The prevalence of diabetes, estimated at 14 percent in 2010, is projected to increase to 21 percent of adults in the United States by 2050.1 The Centers for Disease Control and Prevention (CDC) has projected that as many as one out of three U.S. adults could have diabetes by 2050 if current trends continue.1

   The incidence of diabetic foot ulcers will likely parallel this trend and continue to rise. Those with diabetes have an annual incidence of 4 percent for the development of diabetic foot ulcers and up to 25 percent will develop a foot ulcer over their lifetime.2,3 The primary goal for these patients is to achieve quick wound closure to prevent complications such as infection and amputation.

   Due to the complex nature of the diabetic foot ulcer, treatment approaches are multipronged. These include pressure reduction, ensuring adequate blood flow and tissue perfusion, eradication of infection, correcting the deformity, and good nutritional status. Proper wound debridement is also a principal component that prepares the wound bed and stimulates the healing process. With optimal wound care, a steady decrease in wound size should occur.

   The percentage of reduction in foot ulcer area from baseline at four weeks is a strong predictor of healing at 12 weeks.4 Warriner and colleagues showed that a reduction in the size of foot ulcers by 90 percent at eight weeks resulted in a 2.7-fold higher incidence of healing at 12 weeks.5 If diabetic foot ulcers do not respond appropriately to standard care at four weeks, this requires re-evaluation of the current treatment plan. When wound healing stalls, one should consider adding advanced wound care therapies to the standard of care as chronic, non-healing diabetic foot ulcers are a common prequel to amputation.

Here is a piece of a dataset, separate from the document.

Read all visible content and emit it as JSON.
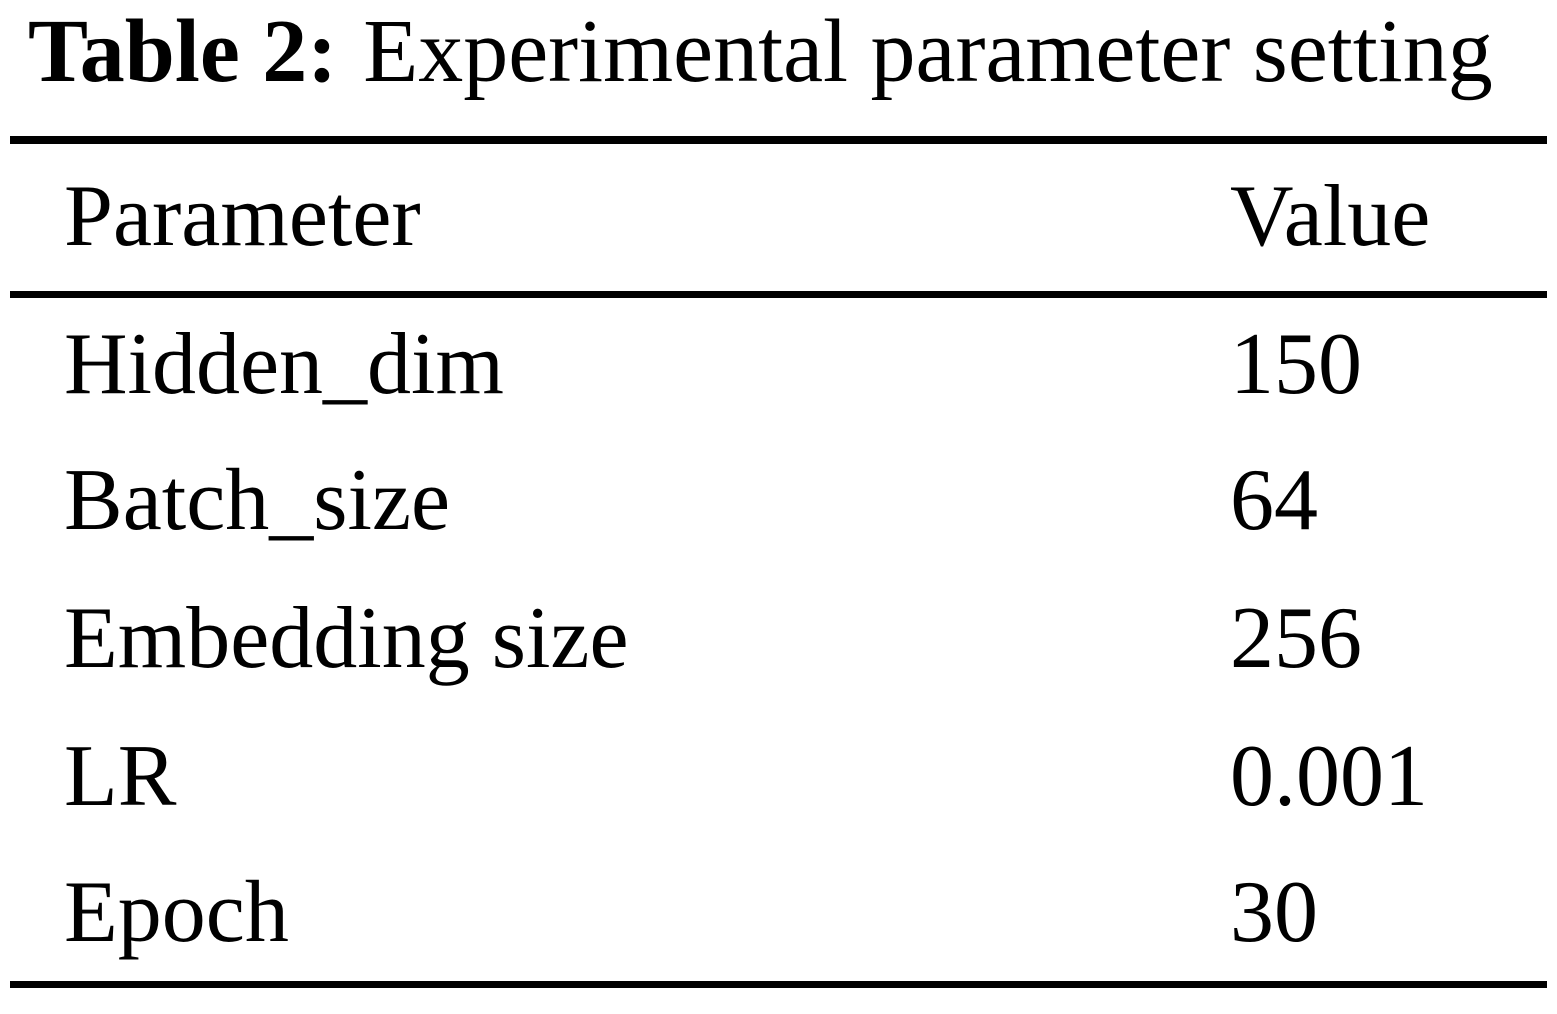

   There are several biologic dermal replacement grafts available for the treatment of diabetic foot ulcers. These products are either cellular or acellular. The cellular products are derived from human fibroblasts and keratinocytes. Many of the acellular products are xenografts from bovine, porcine or equine tissue.

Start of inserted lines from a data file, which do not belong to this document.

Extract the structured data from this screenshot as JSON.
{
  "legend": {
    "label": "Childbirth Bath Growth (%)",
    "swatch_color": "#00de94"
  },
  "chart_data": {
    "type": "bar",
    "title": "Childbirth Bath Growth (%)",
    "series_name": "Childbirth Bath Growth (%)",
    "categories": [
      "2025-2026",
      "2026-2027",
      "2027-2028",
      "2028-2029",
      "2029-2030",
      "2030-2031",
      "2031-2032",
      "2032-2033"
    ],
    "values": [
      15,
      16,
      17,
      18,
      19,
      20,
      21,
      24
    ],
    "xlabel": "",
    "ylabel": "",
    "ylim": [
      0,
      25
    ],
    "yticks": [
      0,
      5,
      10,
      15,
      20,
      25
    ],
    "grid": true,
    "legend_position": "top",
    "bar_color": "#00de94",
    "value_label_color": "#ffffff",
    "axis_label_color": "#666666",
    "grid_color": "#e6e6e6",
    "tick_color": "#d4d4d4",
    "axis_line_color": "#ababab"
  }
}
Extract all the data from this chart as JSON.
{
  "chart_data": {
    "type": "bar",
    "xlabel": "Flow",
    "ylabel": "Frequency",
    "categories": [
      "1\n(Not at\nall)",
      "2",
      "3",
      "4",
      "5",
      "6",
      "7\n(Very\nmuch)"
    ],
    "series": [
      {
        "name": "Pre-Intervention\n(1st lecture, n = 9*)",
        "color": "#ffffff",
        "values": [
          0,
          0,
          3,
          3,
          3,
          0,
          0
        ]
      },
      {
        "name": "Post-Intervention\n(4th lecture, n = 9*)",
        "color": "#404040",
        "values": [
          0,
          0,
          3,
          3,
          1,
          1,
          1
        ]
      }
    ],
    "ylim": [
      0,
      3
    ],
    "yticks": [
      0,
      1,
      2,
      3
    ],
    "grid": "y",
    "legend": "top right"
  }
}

A Closer Look At How Amniotic Membranes Work

Amniotic membrane grafts are acellular human tissues with a variety of growth factors. The role and use of amniotic membranes in treating tissue defects has received much study.

   Since the early 20th century, human amniotic membrane allografts have been in widespread use in a variety of applications including burn care, dentistry, ophthalmic, ear, nose and throat, and spine surgery. This amniotic membrane allograft is most widely used in the field of ophthalmologic surgery, dating back to De Roth in 1940.6 More recently, research in early studies has shown human amniotic membrane allografts to be effective in healing diabetic foot ulcers.7 Amniotic membranes have biologically active cell products and growth factors, functioning as an extracellular collagen matrix that promotes cellular migration.

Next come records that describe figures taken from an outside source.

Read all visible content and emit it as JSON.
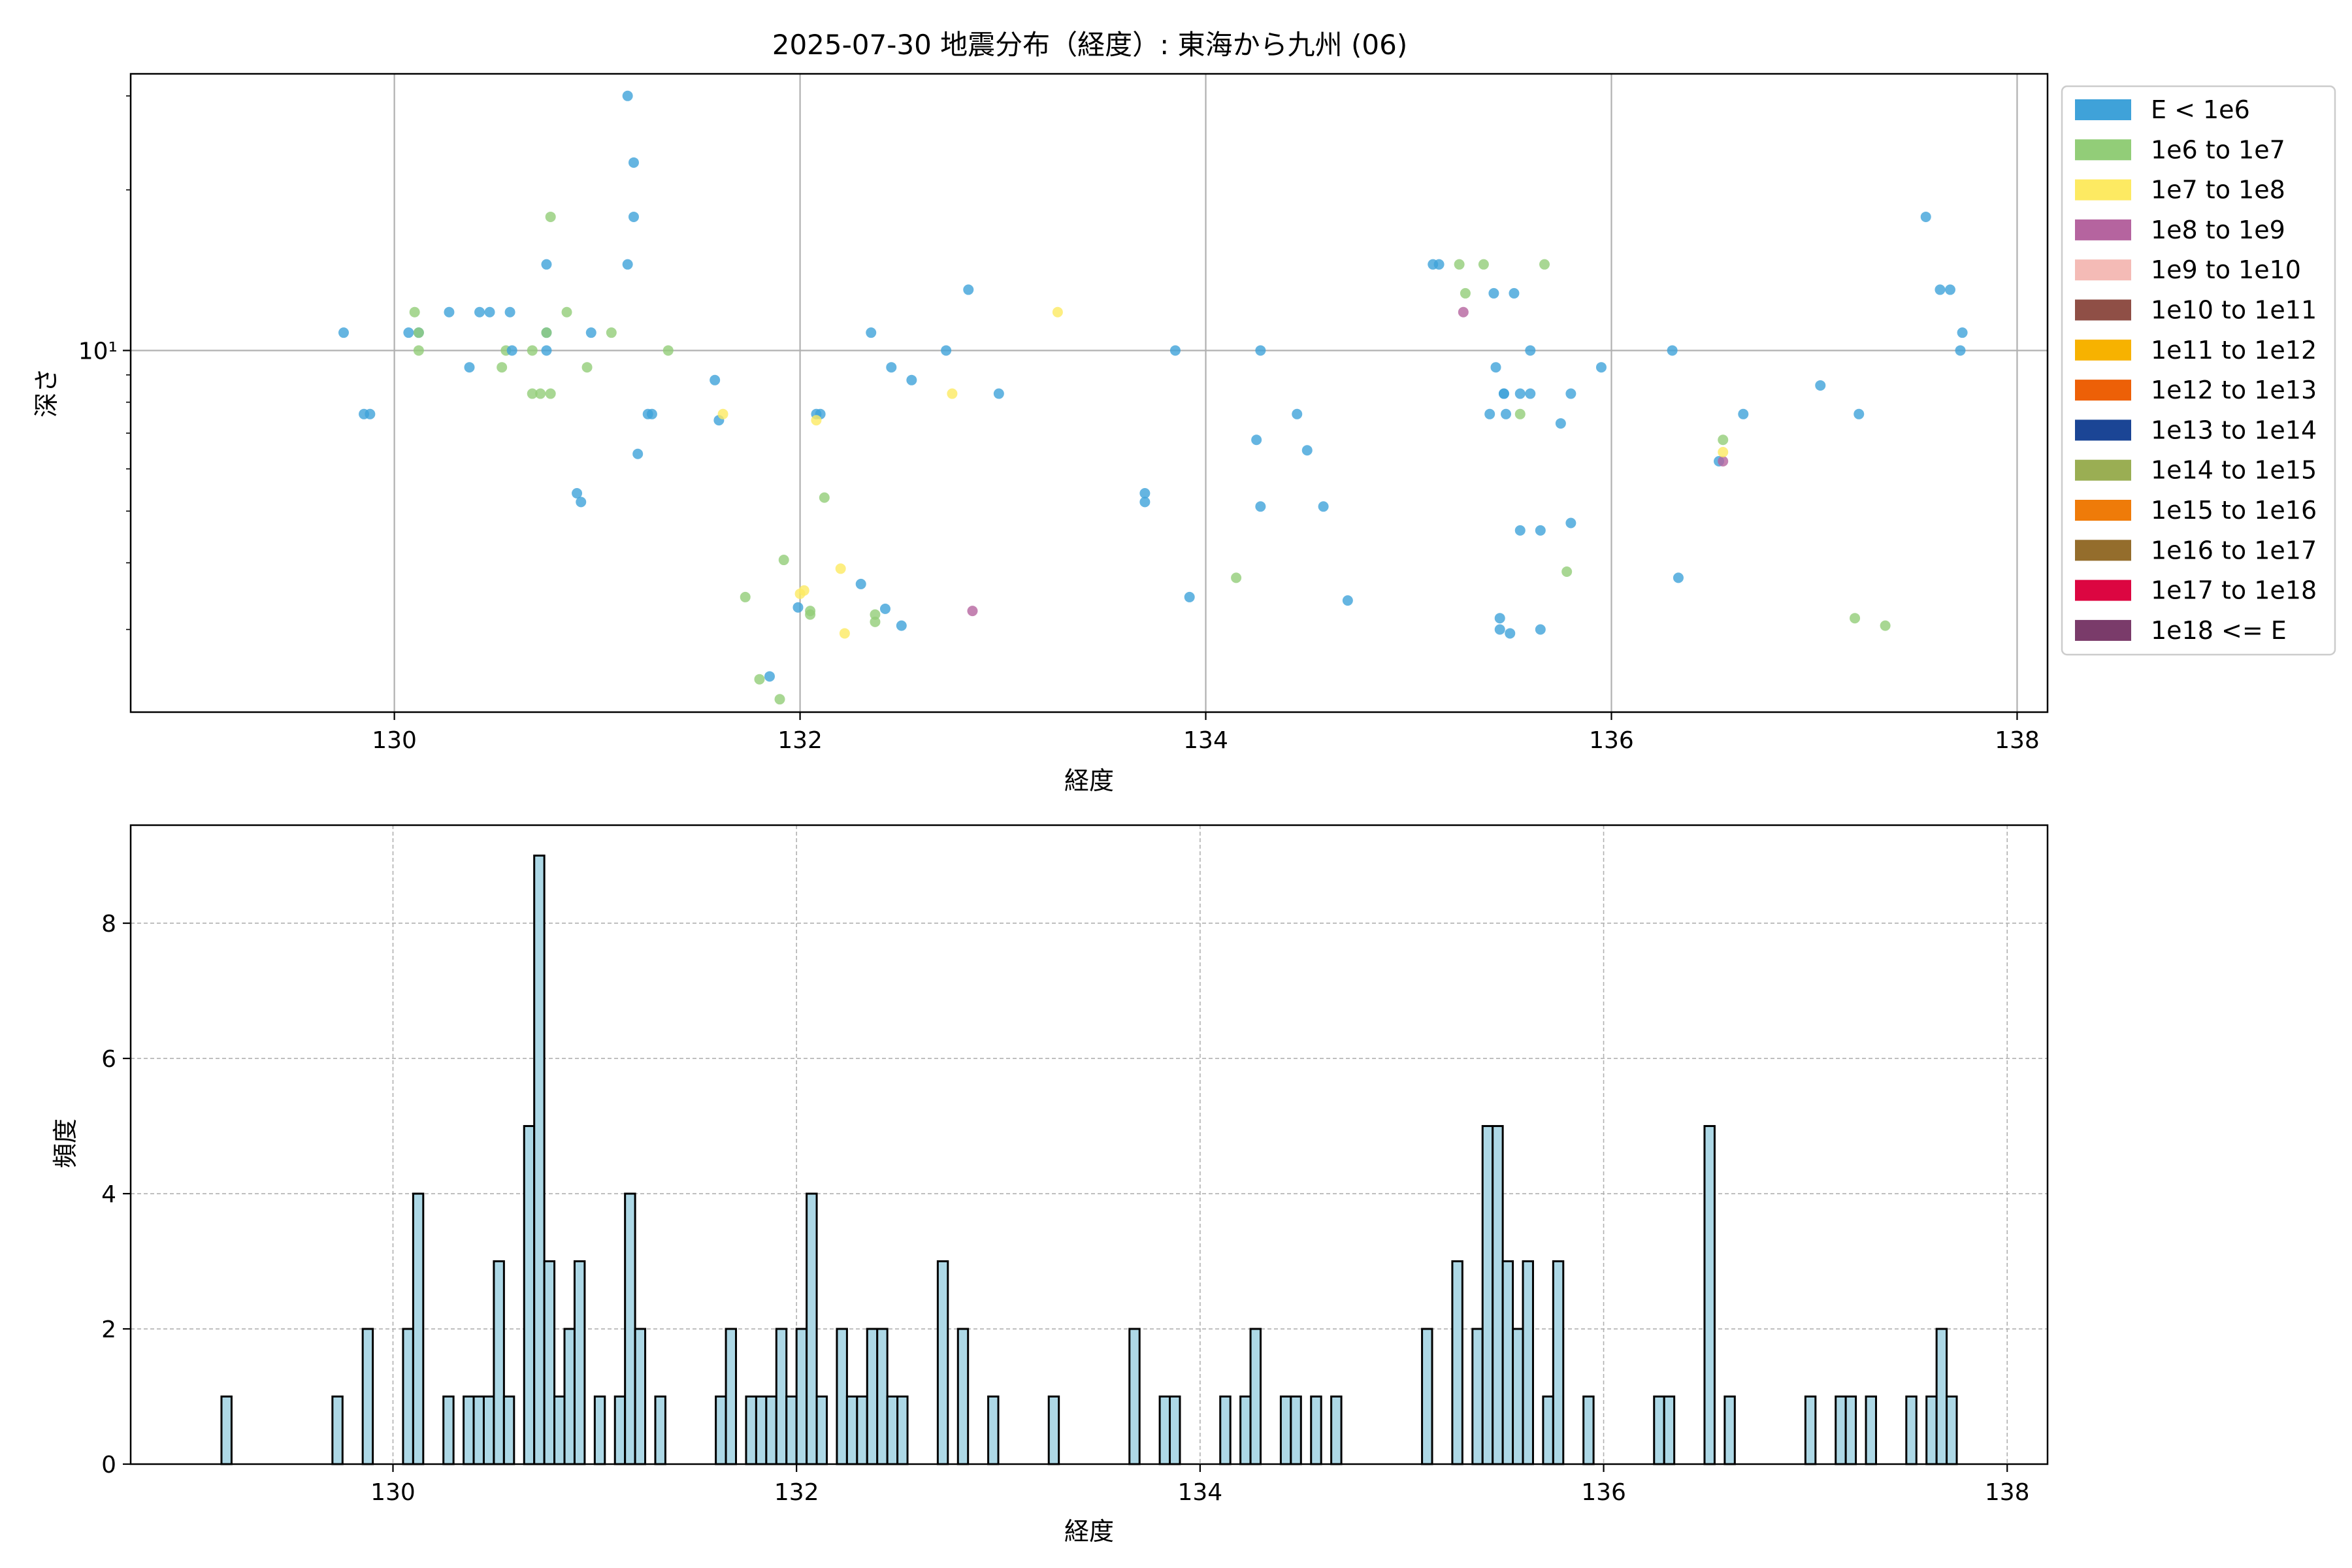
{
  "title": "2025-07-30 地震分布（経度）: 東海から九州 (06)",
  "chart_data": [
    {
      "type": "scatter",
      "xlabel": "経度",
      "ylabel": "深さ",
      "xlim": [
        128.7,
        138.15
      ],
      "ylim": [
        2.1,
        33
      ],
      "yscale": "log",
      "grid": true,
      "legend_position": "outside-right",
      "xticks": [
        130,
        132,
        134,
        136,
        138
      ],
      "xtick_labels": [
        "130",
        "132",
        "134",
        "136",
        "138"
      ],
      "yticks": [
        10
      ],
      "ytick_labels": [
        "10¹"
      ],
      "legend": [
        {
          "label": "E < 1e6",
          "color": "#3fa2d9"
        },
        {
          "label": "1e6 to 1e7",
          "color": "#92cd78"
        },
        {
          "label": "1e7 to 1e8",
          "color": "#fdea62"
        },
        {
          "label": "1e8 to 1e9",
          "color": "#b5649f"
        },
        {
          "label": "1e9 to 1e10",
          "color": "#f4bbb6"
        },
        {
          "label": "1e10 to 1e11",
          "color": "#8f4f46"
        },
        {
          "label": "1e11 to 1e12",
          "color": "#f7b200"
        },
        {
          "label": "1e12 to 1e13",
          "color": "#ed6007"
        },
        {
          "label": "1e13 to 1e14",
          "color": "#1b4595"
        },
        {
          "label": "1e14 to 1e15",
          "color": "#9aae53"
        },
        {
          "label": "1e15 to 1e16",
          "color": "#ef7b09"
        },
        {
          "label": "1e16 to 1e17",
          "color": "#946d2c"
        },
        {
          "label": "1e17 to 1e18",
          "color": "#dc0641"
        },
        {
          "label": "1e18 <= E",
          "color": "#7a3b6a"
        }
      ],
      "points": [
        [
          129.75,
          10.8,
          0
        ],
        [
          129.85,
          7.6,
          0
        ],
        [
          129.88,
          7.6,
          0
        ],
        [
          130.07,
          10.8,
          0
        ],
        [
          130.12,
          10.8,
          0
        ],
        [
          130.1,
          11.8,
          1
        ],
        [
          130.12,
          10.8,
          1
        ],
        [
          130.12,
          10.0,
          1
        ],
        [
          130.27,
          11.8,
          0
        ],
        [
          130.37,
          9.3,
          0
        ],
        [
          130.42,
          11.8,
          0
        ],
        [
          130.47,
          11.8,
          0
        ],
        [
          130.53,
          9.3,
          1
        ],
        [
          130.55,
          10.0,
          1
        ],
        [
          130.58,
          10.0,
          0
        ],
        [
          130.57,
          11.8,
          0
        ],
        [
          130.68,
          8.3,
          1
        ],
        [
          130.68,
          10.0,
          1
        ],
        [
          130.72,
          8.3,
          1
        ],
        [
          130.75,
          10.8,
          0
        ],
        [
          130.75,
          10.0,
          0
        ],
        [
          130.75,
          14.5,
          0
        ],
        [
          130.75,
          10.8,
          1
        ],
        [
          130.77,
          8.3,
          1
        ],
        [
          130.77,
          17.8,
          1
        ],
        [
          130.85,
          11.8,
          1
        ],
        [
          130.9,
          5.4,
          0
        ],
        [
          130.92,
          5.2,
          0
        ],
        [
          130.95,
          9.3,
          1
        ],
        [
          130.97,
          10.8,
          0
        ],
        [
          131.07,
          10.8,
          1
        ],
        [
          131.15,
          30.0,
          0
        ],
        [
          131.15,
          14.5,
          0
        ],
        [
          131.18,
          22.5,
          0
        ],
        [
          131.18,
          17.8,
          0
        ],
        [
          131.2,
          6.4,
          0
        ],
        [
          131.25,
          7.6,
          0
        ],
        [
          131.27,
          7.6,
          0
        ],
        [
          131.35,
          10.0,
          1
        ],
        [
          131.58,
          8.8,
          0
        ],
        [
          131.6,
          7.4,
          0
        ],
        [
          131.62,
          7.6,
          2
        ],
        [
          131.73,
          3.45,
          1
        ],
        [
          131.8,
          2.42,
          1
        ],
        [
          131.85,
          2.45,
          0
        ],
        [
          131.9,
          2.22,
          1
        ],
        [
          131.92,
          4.05,
          1
        ],
        [
          131.99,
          3.3,
          0
        ],
        [
          132.02,
          3.55,
          2
        ],
        [
          132.0,
          3.5,
          2
        ],
        [
          132.05,
          3.2,
          1
        ],
        [
          132.05,
          3.25,
          1
        ],
        [
          132.08,
          7.6,
          0
        ],
        [
          132.1,
          7.6,
          0
        ],
        [
          132.08,
          7.4,
          2
        ],
        [
          132.12,
          5.3,
          1
        ],
        [
          132.2,
          3.9,
          2
        ],
        [
          132.22,
          2.95,
          2
        ],
        [
          132.3,
          3.65,
          0
        ],
        [
          132.35,
          10.8,
          0
        ],
        [
          132.37,
          3.2,
          1
        ],
        [
          132.37,
          3.1,
          1
        ],
        [
          132.42,
          3.28,
          0
        ],
        [
          132.45,
          9.3,
          0
        ],
        [
          132.5,
          3.05,
          0
        ],
        [
          132.55,
          8.8,
          0
        ],
        [
          132.72,
          10.0,
          0
        ],
        [
          132.75,
          8.3,
          2
        ],
        [
          132.83,
          13.0,
          0
        ],
        [
          132.85,
          3.25,
          3
        ],
        [
          132.98,
          8.3,
          0
        ],
        [
          133.27,
          11.8,
          2
        ],
        [
          133.7,
          5.4,
          0
        ],
        [
          133.7,
          5.2,
          0
        ],
        [
          133.85,
          10.0,
          0
        ],
        [
          133.92,
          3.45,
          0
        ],
        [
          134.15,
          3.75,
          1
        ],
        [
          134.25,
          6.8,
          0
        ],
        [
          134.27,
          10.0,
          0
        ],
        [
          134.27,
          5.1,
          0
        ],
        [
          134.45,
          7.6,
          0
        ],
        [
          134.5,
          6.5,
          0
        ],
        [
          134.58,
          5.1,
          0
        ],
        [
          134.7,
          3.4,
          0
        ],
        [
          135.12,
          14.5,
          0
        ],
        [
          135.15,
          14.5,
          0
        ],
        [
          135.25,
          14.5,
          1
        ],
        [
          135.27,
          11.8,
          3
        ],
        [
          135.28,
          12.8,
          1
        ],
        [
          135.37,
          14.5,
          1
        ],
        [
          135.4,
          7.6,
          0
        ],
        [
          135.42,
          12.8,
          0
        ],
        [
          135.43,
          9.3,
          0
        ],
        [
          135.45,
          3.15,
          0
        ],
        [
          135.45,
          3.0,
          0
        ],
        [
          135.47,
          8.3,
          0
        ],
        [
          135.47,
          8.3,
          0
        ],
        [
          135.48,
          7.6,
          0
        ],
        [
          135.5,
          2.95,
          0
        ],
        [
          135.52,
          12.8,
          0
        ],
        [
          135.55,
          8.3,
          0
        ],
        [
          135.55,
          4.6,
          0
        ],
        [
          135.55,
          7.6,
          1
        ],
        [
          135.6,
          10.0,
          0
        ],
        [
          135.6,
          8.3,
          0
        ],
        [
          135.65,
          3.0,
          0
        ],
        [
          135.65,
          4.6,
          0
        ],
        [
          135.67,
          14.5,
          1
        ],
        [
          135.75,
          7.3,
          0
        ],
        [
          135.8,
          8.3,
          0
        ],
        [
          135.8,
          4.75,
          0
        ],
        [
          135.78,
          3.85,
          1
        ],
        [
          135.95,
          9.3,
          0
        ],
        [
          136.3,
          10.0,
          0
        ],
        [
          136.33,
          3.75,
          0
        ],
        [
          136.53,
          6.2,
          0
        ],
        [
          136.55,
          6.2,
          3
        ],
        [
          136.55,
          6.45,
          2
        ],
        [
          136.55,
          6.8,
          1
        ],
        [
          136.65,
          7.6,
          0
        ],
        [
          137.03,
          8.6,
          0
        ],
        [
          137.2,
          3.15,
          1
        ],
        [
          137.22,
          7.6,
          0
        ],
        [
          137.35,
          3.05,
          1
        ],
        [
          137.55,
          17.8,
          0
        ],
        [
          137.62,
          13.0,
          0
        ],
        [
          137.67,
          13.0,
          0
        ],
        [
          137.72,
          10.0,
          0
        ],
        [
          137.73,
          10.8,
          0
        ]
      ]
    },
    {
      "type": "bar",
      "subtype": "histogram",
      "xlabel": "経度",
      "ylabel": "頻度",
      "xlim": [
        128.7,
        138.2
      ],
      "ylim": [
        0,
        9.45
      ],
      "grid": true,
      "bin_width": 0.05,
      "color": "#add8e6",
      "edgecolor": "#000000",
      "xticks": [
        130,
        132,
        134,
        136,
        138
      ],
      "xtick_labels": [
        "130",
        "132",
        "134",
        "136",
        "138"
      ],
      "yticks": [
        0,
        2,
        4,
        6,
        8
      ],
      "ytick_labels": [
        "0",
        "2",
        "4",
        "6",
        "8"
      ],
      "bins": [
        [
          129.15,
          1
        ],
        [
          129.7,
          1
        ],
        [
          129.85,
          2
        ],
        [
          130.05,
          2
        ],
        [
          130.1,
          4
        ],
        [
          130.25,
          1
        ],
        [
          130.35,
          1
        ],
        [
          130.4,
          1
        ],
        [
          130.45,
          1
        ],
        [
          130.5,
          3
        ],
        [
          130.55,
          1
        ],
        [
          130.65,
          5
        ],
        [
          130.7,
          9
        ],
        [
          130.75,
          3
        ],
        [
          130.8,
          1
        ],
        [
          130.85,
          2
        ],
        [
          130.9,
          3
        ],
        [
          131.0,
          1
        ],
        [
          131.1,
          1
        ],
        [
          131.15,
          4
        ],
        [
          131.2,
          2
        ],
        [
          131.3,
          1
        ],
        [
          131.6,
          1
        ],
        [
          131.65,
          2
        ],
        [
          131.75,
          1
        ],
        [
          131.8,
          1
        ],
        [
          131.85,
          1
        ],
        [
          131.9,
          2
        ],
        [
          131.95,
          1
        ],
        [
          132.0,
          2
        ],
        [
          132.05,
          4
        ],
        [
          132.1,
          1
        ],
        [
          132.2,
          2
        ],
        [
          132.25,
          1
        ],
        [
          132.3,
          1
        ],
        [
          132.35,
          2
        ],
        [
          132.4,
          2
        ],
        [
          132.45,
          1
        ],
        [
          132.5,
          1
        ],
        [
          132.7,
          3
        ],
        [
          132.8,
          2
        ],
        [
          132.95,
          1
        ],
        [
          133.25,
          1
        ],
        [
          133.65,
          2
        ],
        [
          133.8,
          1
        ],
        [
          133.85,
          1
        ],
        [
          134.1,
          1
        ],
        [
          134.2,
          1
        ],
        [
          134.25,
          2
        ],
        [
          134.4,
          1
        ],
        [
          134.45,
          1
        ],
        [
          134.55,
          1
        ],
        [
          134.65,
          1
        ],
        [
          135.1,
          2
        ],
        [
          135.25,
          3
        ],
        [
          135.35,
          2
        ],
        [
          135.4,
          5
        ],
        [
          135.45,
          5
        ],
        [
          135.5,
          3
        ],
        [
          135.55,
          2
        ],
        [
          135.6,
          3
        ],
        [
          135.7,
          1
        ],
        [
          135.75,
          3
        ],
        [
          135.9,
          1
        ],
        [
          136.25,
          1
        ],
        [
          136.3,
          1
        ],
        [
          136.5,
          5
        ],
        [
          136.6,
          1
        ],
        [
          137.0,
          1
        ],
        [
          137.15,
          1
        ],
        [
          137.2,
          1
        ],
        [
          137.3,
          1
        ],
        [
          137.5,
          1
        ],
        [
          137.6,
          1
        ],
        [
          137.65,
          2
        ],
        [
          137.7,
          1
        ]
      ]
    }
  ]
}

   There are two layers of the placental membrane, the amnion (in contact with the amniotic fluid and fetus) and the chorion (in contact with the maternal side of the placenta). Both layers are non-immunogenic and a combination of the chorion with the amnion contains more growth factors than the amnion alone. The combination is supplied as dehydrated human amnion/chorion membrane allograft and it can treat a variety of soft tissue defects, including chronic diabetic foot ulcers.